No tax effect on income of deceased shareholder after retroactive merger

The Supreme Tax Court held that a merger with retrospective tax effect does not lead to a merger profit for a former and meanwhile deceased shareholder of a limited company even if the shares were acquired gratuitously after the effective (retroactive) tax transfer date.

Statutory provisions in the Reconstruction Tax Act (RTA)

Sec. 2 (1) sentence 1 RTA provides that the income and the assets of the transferring corporation and of the acquiring entity are to be computed as though the assets of the company had been wholly or partly transferred to the acquirer at the close of the day as of which the merger balance sheet was drawn up (tax date of transfer).
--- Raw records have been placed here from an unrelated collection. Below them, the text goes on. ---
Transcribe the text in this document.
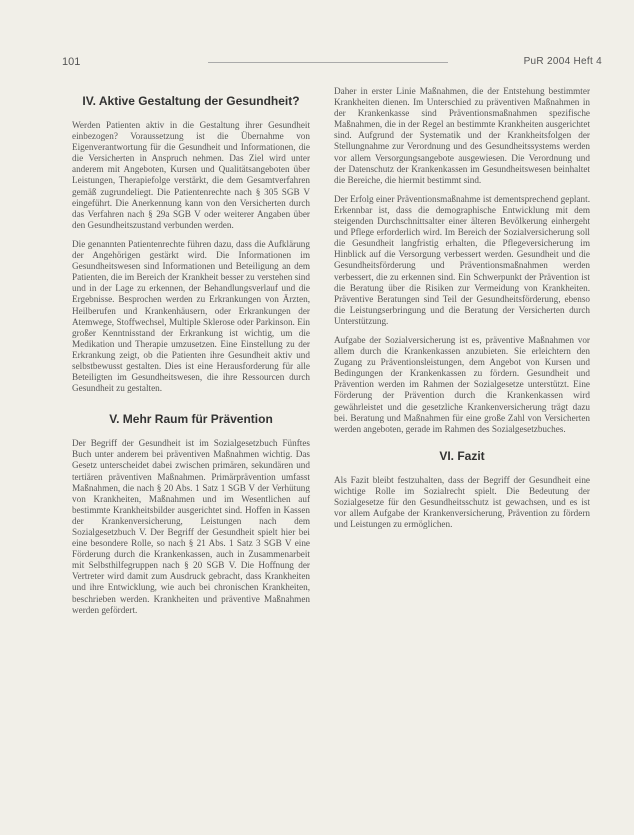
101	PuR 2004 Heft 4
IV. Aktive Gestaltung der Gesundheit?

Werden Patienten aktiv in die Gestaltung ihrer Gesundheit einbezogen? Voraussetzung ist die Übernahme von Eigenverantwortung für die Gesundheit und Informationen, die die Versicherten in Anspruch nehmen. Das Ziel wird unter anderem mit Angeboten, Kursen und Qualitätsangeboten über Leistungen, Therapiefolge verstärkt, die dem Gesamtverfahren gemäß zugrundeliegt. Die Patientenrechte nach § 305 SGB V eingeführt. Die Anerkennung kann von den Versicherten durch das Verfahren nach § 29a SGB V oder weiterer Angaben über den Gesundheitszustand verbunden werden.

Die genannten Patientenrechte führen dazu, dass die Aufklärung der Angehörigen gestärkt wird. Die Informationen im Gesundheitswesen sind Informationen und Beteiligung an dem Patienten, die im Bereich der Krankheit besser zu verstehen sind und in der Lage zu erkennen, der Behandlungsverlauf und die Ergebnisse. Besprochen werden zu Erkrankungen von Ärzten, Heilberufen und Krankenhäusern, oder Erkrankungen der Atemwege, Stoffwechsel, Multiple Sklerose oder Parkinson. Ein großer Kenntnisstand der Erkrankung ist wichtig, um die Medikation und Therapie umzusetzen. Eine Einstellung zu der Erkrankung zeigt, ob die Patienten ihre Gesundheit aktiv und selbstbewusst gestalten. Dies ist eine Herausforderung für alle Beteiligten im Gesundheitswesen, die ihre Ressourcen durch Gesundheit zu gestalten.

V. Mehr Raum für Prävention

Der Begriff der Gesundheit ist im Sozialgesetzbuch Fünftes Buch unter anderem bei präventiven Maßnahmen wichtig. Das Gesetz unterscheidet dabei zwischen primären, sekundären und tertiären präventiven Maßnahmen. Primärprävention umfasst Maßnahmen, die nach § 20 Abs. 1 Satz 1 SGB V der Verhütung von Krankheiten, Maßnahmen und im Wesentlichen auf bestimmte Krankheitsbilder ausgerichtet sind. Hoffen in Kassen der Krankenversicherung, Leistungen nach dem Sozialgesetzbuch V. Der Begriff der Gesundheit spielt hier bei eine besondere Rolle, so nach § 21 Abs. 1 Satz 3 SGB V eine Förderung durch die Krankenkassen, auch in Zusammenarbeit mit Selbsthilfegruppen nach § 20 SGB V. Die Hoffnung der Vertreter wird damit zum Ausdruck gebracht, dass Krankheiten und ihre Entwicklung, wie auch bei chronischen Krankheiten, beschrieben werden. Krankheiten und präventive Maßnahmen werden gefördert.

Daher in erster Linie Maßnahmen, die der Entstehung bestimmter Krankheiten dienen. Im Unterschied zu präventiven Maßnahmen in der Krankenkasse sind Präventionsmaßnahmen spezifische Maßnahmen, die in der Regel an bestimmte Krankheiten ausgerichtet sind. Aufgrund der Systematik und der Krankheitsfolgen der Stellungnahme zur Verordnung und des Gesundheitssystems werden vor allem Versorgungsangebote ausgewiesen. Die Verordnung und der Datenschutz der Krankenkassen im Gesundheitswesen beinhaltet die Bereiche, die hiermit bestimmt sind.

Der Erfolg einer Präventionsmaßnahme ist dementsprechend geplant. Erkennbar ist, dass die demographische Entwicklung mit dem steigenden Durchschnittsalter einer älteren Bevölkerung einhergeht und Pflege erforderlich wird. Im Bereich der Sozialversicherung soll die Gesundheit langfristig erhalten, die Pflegeversicherung im Hinblick auf die Versorgung verbessert werden. Gesundheit und die Gesundheitsförderung und Präventionsmaßnahmen werden verbessert, die zu erkennen sind. Ein Schwerpunkt der Prävention ist die Beratung über die Risiken zur Vermeidung von Krankheiten. Präventive Beratungen sind Teil der Gesundheitsförderung, ebenso die Leistungserbringung und die Beratung der Versicherten durch Unterstützung.

Aufgabe der Sozialversicherung ist es, präventive Maßnahmen vor allem durch die Krankenkassen anzubieten. Sie erleichtern den Zugang zu Präventionsleistungen, dem Angebot von Kursen und Bedingungen der Krankenkassen zu fördern. Gesundheit und Prävention werden im Rahmen der Sozialgesetze unterstützt. Eine Förderung der Prävention durch die Krankenkassen wird gewährleistet und die gesetzliche Krankenversicherung trägt dazu bei. Beratung und Maßnahmen für eine große Zahl von Versicherten werden angeboten, gerade im Rahmen des Sozialgesetzbuches.

VI. Fazit

Als Fazit bleibt festzuhalten, dass der Begriff der Gesundheit eine wichtige Rolle im Sozialrecht spielt. Die Bedeutung der Sozialgesetze für den Gesundheitsschutz ist gewachsen, und es ist vor allem Aufgabe der Krankenversicherung, Prävention zu fördern und Leistungen zu ermöglichen.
Sec. 5 RTA deals with the taxation of the shareholders of the transferring company. According to Sec. 5 (2), shares in the transferring corporation, that, on the tax date of transfer, were not business assets of (…) the acquiring natural person, rank for the computation of the gain as having been contributed on that date to the business assets of the acquirer (…).

Case of dispute

The interpretation of the above statutory provisions was the matter before the courts. The dispute centered on whether there is a merger profit for a deceased GmbH shareholder on the occasion of a subsequent retroactive merger. The plaintiff initially held a 48% interest in a limited company (GmbH); the remaining 52% of the shares were held by his father, who died in 2005 (the year in dispute). The plaintiff inherited his share in GmbH and has been its sole shareholder since then. Beginning of 2006, the GmbH was merged with the assets of the plaintiff as its now sole shareholder. A date prior to the death of the father was determined as the transfer date for tax purposes. The GmbH set up a closing balance sheet as of this date.

The tax office took the entire merger profit to income tax in the hands of the plaintiff whereas the latter claimed only a share of 48% as being subject to the tax as a result of the merger. The appeal before the Lower Tax Court of Munich was not successful.
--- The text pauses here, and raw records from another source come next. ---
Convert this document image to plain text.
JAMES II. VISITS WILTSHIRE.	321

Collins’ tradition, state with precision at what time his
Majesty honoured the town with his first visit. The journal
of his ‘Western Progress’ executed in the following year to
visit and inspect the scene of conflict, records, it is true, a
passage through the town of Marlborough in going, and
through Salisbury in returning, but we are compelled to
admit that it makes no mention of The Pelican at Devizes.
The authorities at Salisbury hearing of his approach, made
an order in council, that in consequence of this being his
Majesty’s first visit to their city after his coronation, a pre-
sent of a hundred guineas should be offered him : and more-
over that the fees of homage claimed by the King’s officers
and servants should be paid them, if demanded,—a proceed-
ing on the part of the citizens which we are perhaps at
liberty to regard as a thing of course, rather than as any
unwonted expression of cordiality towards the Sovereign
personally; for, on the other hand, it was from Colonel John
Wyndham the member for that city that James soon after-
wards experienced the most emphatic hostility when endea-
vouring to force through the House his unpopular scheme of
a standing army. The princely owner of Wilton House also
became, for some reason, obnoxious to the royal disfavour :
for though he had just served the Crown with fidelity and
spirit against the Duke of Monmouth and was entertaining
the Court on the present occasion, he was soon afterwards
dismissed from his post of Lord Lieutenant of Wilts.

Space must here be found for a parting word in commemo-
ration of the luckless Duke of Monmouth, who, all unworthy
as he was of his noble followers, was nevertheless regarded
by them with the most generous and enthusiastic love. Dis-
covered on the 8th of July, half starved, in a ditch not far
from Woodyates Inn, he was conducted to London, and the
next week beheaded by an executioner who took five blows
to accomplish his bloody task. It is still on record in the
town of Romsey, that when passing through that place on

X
The Supreme Tax Court saw no tax effect on the income of the deceased shareholder after the tax transfer date due to its retroactive merger into the sole shareholder and thus rejected the appeal as unfounded.
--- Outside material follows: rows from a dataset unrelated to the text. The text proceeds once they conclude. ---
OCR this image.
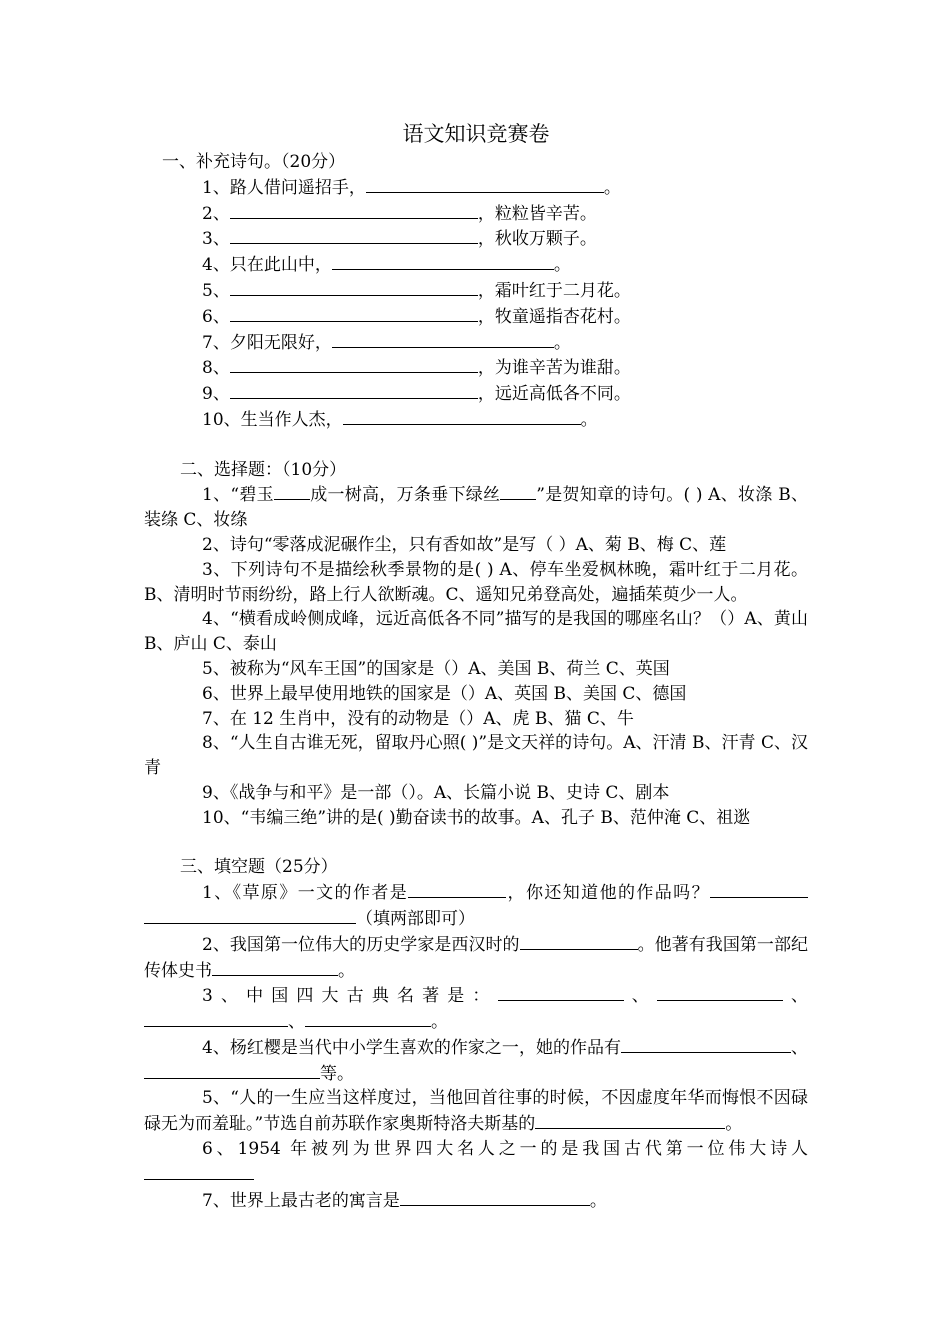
语文知识竞赛卷

一、补充诗句。（20分）

1、路人借问遥招手，	。

2、	，粒粒皆辛苦。

3、	，秋收万颗子。

4、只在此山中，	。

5、	，霜叶红于二月花。

6、	，牧童遥指杏花村。

7、夕阳无限好，	。

8、	，为谁辛苦为谁甜。

9、	，远近高低各不同。

10、生当作人杰，	。

二、选择题：（10分）

1、“碧玉 成一树高，万条垂下绿丝 ”是贺知章的诗句。( ) A、妆涤 B、装绦 C、妆绦

2、诗句“零落成泥碾作尘，只有香如故”是写（ ）A、菊 B、梅 C、莲

3、下列诗句不是描绘秋季景物的是( ) A、停车坐爱枫林晚，霜叶红于二月花。B、清明时节雨纷纷，路上行人欲断魂。C、遥知兄弟登高处，遍插茱萸少一人。

4、“横看成岭侧成峰，远近高低各不同”描写的是我国的哪座名山？（）A、黄山 B、庐山 C、泰山

5、被称为“风车王国”的国家是（）A、美国 B、荷兰 C、英国

6、世界上最早使用地铁的国家是（）A、英国 B、美国 C、德国

7、在 12 生肖中，没有的动物是（）A、虎 B、猫 C、牛

8、“人生自古谁无死，留取丹心照( )”是文天祥的诗句。A、汗清 B、汗青 C、汉青

9、《战争与和平》是一部（）。A、长篇小说 B、史诗 C、剧本

10、“韦编三绝”讲的是( )勤奋读书的故事。A、孔子 B、范仲淹 C、祖逖

三、填空题（25分）

1、《草原》一文的作者是	，你还知道他的作品吗？（填两部即可）

2、我国第一位伟大的历史学家是西汉时的	。他著有我国第一部纪传体史书	。

3、中国四大古典名著是：	、	、、	。

4、杨红樱是当代中小学生喜欢的作家之一，她的作品有	、等。

5、“人的一生应当这样度过，当他回首往事的时候，不因虚度年华而悔恨不因碌碌无为而羞耻。”节选自前苏联作家奥斯特洛夫斯基的	。

6、1954 年被列为世界四大名人之一的是我国古代第一位伟大诗人

7、世界上最古老的寓言是	。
The retroactive effect as stated in Sec. 2 (1) Sentence 1 RTA only affects the determination of the income of the transferring corporation (the GmbH) and the plaintiff (as the acquirer). It does not lead to a merger profit for the deceased shareholder, even if the GmbH is retroactively merged with its new sole shareholder after the date of death. Presently, therefore, the retrospective effect is granted only as far as the GmbH and the plaintiff (as the transferee) are concerned. Former shareholders of the transferring corporation (the GmbH), on the other hand, are not mentioned in Sec. 2 (1) Sentence 1 RTA. The RTA exclusively addresses the effects on the profit of the acquiring natural person (here: the plaintiff). The determination of profits of former shareholders - in particular shareholders who died during the retroactive period - is not addressed by the relevant statutory provisions of the RTA.

The Supreme Tax Court further expressly confirms the view taken by the Federal Tax Ministry insofar as shares acquired in the time between the tax date of transfer and the effective date of the reconstruction under civil law are regarded as having been acquired on the tax date of transfer pursuant to Sec. 5 (1) RTA.


Supreme Tax Court decision of 8 September 2020 (case ref.: X R 36/18), published on 18 February 2021.